Stephanie Miller of North Dakota, went against her instinct to stick with her strengths — dumplings and pasta — and gave into her team’s wishes to cook up Asian cuisine in the elimination round. In the end, she forgot to plate her bok choy — considered the main thread of Asian flavor in her beef dish — and judges said her entire team failed to create three cohesive courses.
The Best Turnaround
Chef Robert Hernandez, who dropped his succotash on the floor (doh!), tried to be strategic by placing the pork he prepared under his station’s grill to stay warm during the Quickfire challenge. Sadly, his teammate Jackson Kalb had his station co-opted by another team and couldn’t find the pork. Improvising, Kalb finished up the meal quickly making a seared eggplant, accompanied by a tomato-based romesco sauce, that was the star of the team’s dish. Judges praised the unintentional vegetarian meal for being robust and complete.

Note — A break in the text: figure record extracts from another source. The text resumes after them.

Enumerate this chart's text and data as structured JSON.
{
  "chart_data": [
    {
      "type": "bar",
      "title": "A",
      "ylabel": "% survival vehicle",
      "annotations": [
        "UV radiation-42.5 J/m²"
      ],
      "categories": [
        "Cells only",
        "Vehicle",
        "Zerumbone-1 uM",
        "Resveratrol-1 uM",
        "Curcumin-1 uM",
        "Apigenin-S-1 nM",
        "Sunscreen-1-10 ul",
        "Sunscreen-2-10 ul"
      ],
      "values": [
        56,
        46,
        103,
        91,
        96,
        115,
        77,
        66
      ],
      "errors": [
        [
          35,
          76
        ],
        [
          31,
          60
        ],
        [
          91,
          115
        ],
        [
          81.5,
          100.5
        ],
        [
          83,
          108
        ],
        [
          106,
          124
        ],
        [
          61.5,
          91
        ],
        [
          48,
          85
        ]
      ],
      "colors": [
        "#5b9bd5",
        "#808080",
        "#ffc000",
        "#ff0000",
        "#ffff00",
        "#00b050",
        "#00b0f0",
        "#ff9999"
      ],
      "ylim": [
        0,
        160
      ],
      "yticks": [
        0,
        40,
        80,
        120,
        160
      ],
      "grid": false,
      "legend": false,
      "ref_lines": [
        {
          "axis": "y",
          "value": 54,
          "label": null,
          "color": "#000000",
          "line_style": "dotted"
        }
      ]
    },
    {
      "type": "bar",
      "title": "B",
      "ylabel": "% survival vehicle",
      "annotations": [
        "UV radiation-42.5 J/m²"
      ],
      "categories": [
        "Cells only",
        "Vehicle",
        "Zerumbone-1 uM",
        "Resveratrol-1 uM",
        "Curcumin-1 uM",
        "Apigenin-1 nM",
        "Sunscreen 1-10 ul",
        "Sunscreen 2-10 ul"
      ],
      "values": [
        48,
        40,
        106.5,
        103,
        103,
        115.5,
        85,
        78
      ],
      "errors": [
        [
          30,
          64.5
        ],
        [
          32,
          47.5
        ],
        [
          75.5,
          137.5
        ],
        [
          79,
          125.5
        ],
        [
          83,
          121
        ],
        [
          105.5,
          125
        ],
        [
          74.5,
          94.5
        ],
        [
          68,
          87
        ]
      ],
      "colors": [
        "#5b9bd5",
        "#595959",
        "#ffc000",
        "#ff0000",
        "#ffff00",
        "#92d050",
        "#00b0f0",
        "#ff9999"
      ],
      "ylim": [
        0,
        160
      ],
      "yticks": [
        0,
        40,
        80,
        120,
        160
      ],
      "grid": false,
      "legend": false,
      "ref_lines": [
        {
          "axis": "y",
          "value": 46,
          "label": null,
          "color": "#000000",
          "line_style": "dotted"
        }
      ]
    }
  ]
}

Though worried that his gnocchi wouldn’t turn out well for the elimination round, Robert Hernandez’s “pillowy” gnocchi with beef and a parmesan cream sauce was praised by judges for its tenderness and inherent beefy flavor. In the end, it won him the episode.
Described by one judge as a night of outstanding dishes and clunkers, New Jersey chef Leia Gaccione’s semblance of a loosely-wrapped summer roll was a true clunker. Judges said her rolls were large, overstuffed, over-sauced, and lacked flavor — with the beef being the afterthought rather than the focus. Gaccione ended up packing up her knives, her bags, and her self-proclaimed “rookie mistakes” and went home. Her teammates Jae Jung, of New York, and Stephanie breathed sighs of relief but didn’t fare much better. The judges spared no criticism and emphasized that they failed to hone in on the Asian flavors they sought to deliver.

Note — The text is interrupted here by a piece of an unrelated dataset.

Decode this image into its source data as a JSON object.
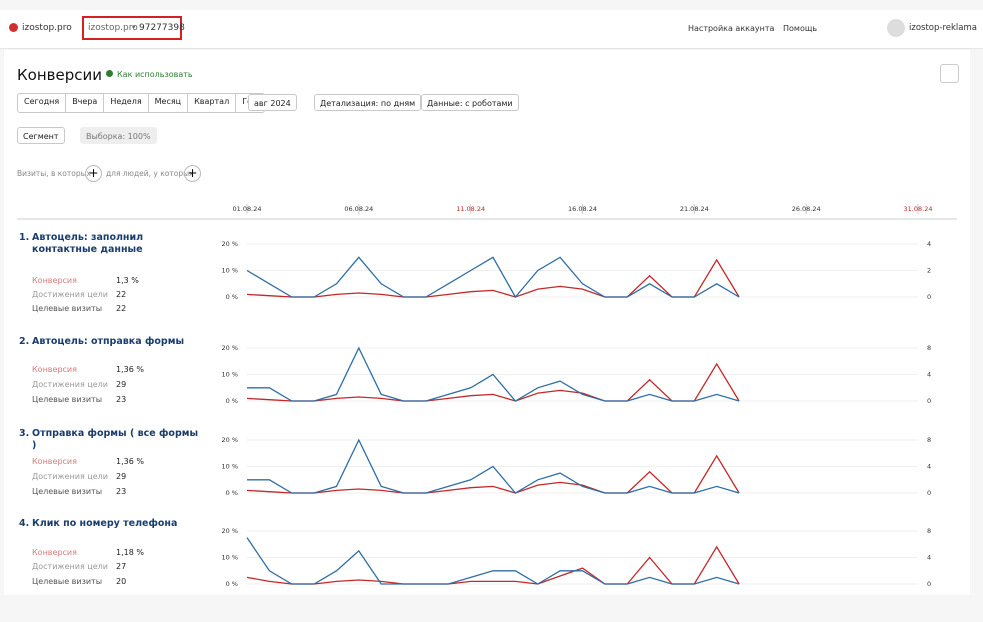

- Austin chef Jo Chan made a salsa verde in the Quickfire round that pulled her team’s Thai-inspired steak salad together.

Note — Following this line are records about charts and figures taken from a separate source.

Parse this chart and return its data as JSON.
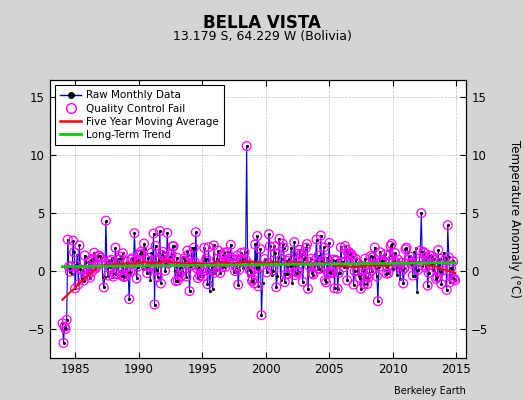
{
  "title": "BELLA VISTA",
  "subtitle": "13.179 S, 64.229 W (Bolivia)",
  "ylabel": "Temperature Anomaly (°C)",
  "credit": "Berkeley Earth",
  "xlim": [
    1983.0,
    2015.8
  ],
  "ylim": [
    -7.5,
    16.5
  ],
  "yticks": [
    -5,
    0,
    5,
    10,
    15
  ],
  "xticks": [
    1985,
    1990,
    1995,
    2000,
    2005,
    2010,
    2015
  ],
  "bg_color": "#d4d4d4",
  "plot_bg_color": "#ffffff",
  "raw_color": "#0000cc",
  "qc_color": "#ff00ff",
  "moving_avg_color": "#ff0000",
  "trend_color": "#00cc00",
  "seed": 17
}
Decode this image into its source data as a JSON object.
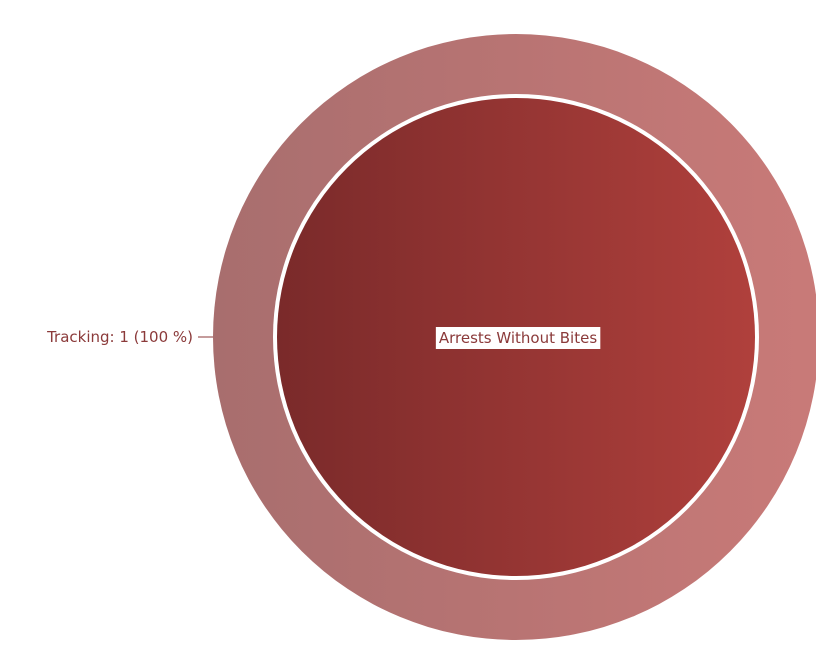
{
  "chart_data": {
    "type": "pie",
    "title": "",
    "rings": [
      {
        "level": "outer",
        "series": [
          {
            "name": "Tracking",
            "value": 1,
            "percent": 100,
            "label": "Tracking: 1 (100 %)"
          }
        ]
      },
      {
        "level": "inner",
        "series": [
          {
            "name": "Arrests Without Bites",
            "value": 1,
            "label": "Arrests Without Bites"
          }
        ]
      }
    ],
    "colors": {
      "outer_left": "#a86e6e",
      "outer_right": "#c97a78",
      "inner_left": "#7a2a2a",
      "inner_right": "#b0403c",
      "separator": "#ffffff",
      "label_text": "#8b3a3a"
    },
    "legend": "none"
  }
}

- Many people made beef tartare but chef Monica Pope noted that chef Ashleigh Shanti’s West African kitfo — a dish she composed of raw beef with an egg yolk sauce and red rice crumble — could go down in “tartare history.” Underbelly’s Shepherd said the North Carolina native’s take made him “happy as can be.” In 2020, Ashleigh was named a finalist for the James Beard “Rising Star Chef of the Year” Award.
- Despite the ...unique name, judges raved about Brooklyn chef Buddha Lo’s dessert — a spotted dick-suet steamed pudding with beef fat caramel and miso ice cream. Now, that’s a dish you tell your friends about. To top it off, Lo said that was his first time ever making a dessert with beef. For those unfamiliar with the dish, it’s not what it sounds like.
Seeing some of Houston’s best chefs sitting at one table while critiquing the final challenge gave the world a closer glimpse of this city’s talent.
The Biggest Takeaway
A chef can be James Beard-nominated or have worked in the best, Michelin-starred restaurants in the world, but in the game of Top Chef, accolades don’t always translate to high-stress challenges. Quick-thinking and composure are some of the most valuable credentials a chef can have in this world.
The Houston Cheftestant
Not much feedback was given to Evelyn Garcia’s dishes specifically, which included a braised grilled tri-tip with charred eggplant. But Garcia did mention that despite the impressive competition, being from Houston — and the daughter of a rancher in the middle of a beef challenge — is an advantage. Here’s to seeing how this Houstonian fares.
There’s no way to know for sure, but a preview following the first episode showed contestants eating sauced-up shellfish, unbagging a skinned alligator, and frolicking in a football stadium. Will pregame food be on the menu?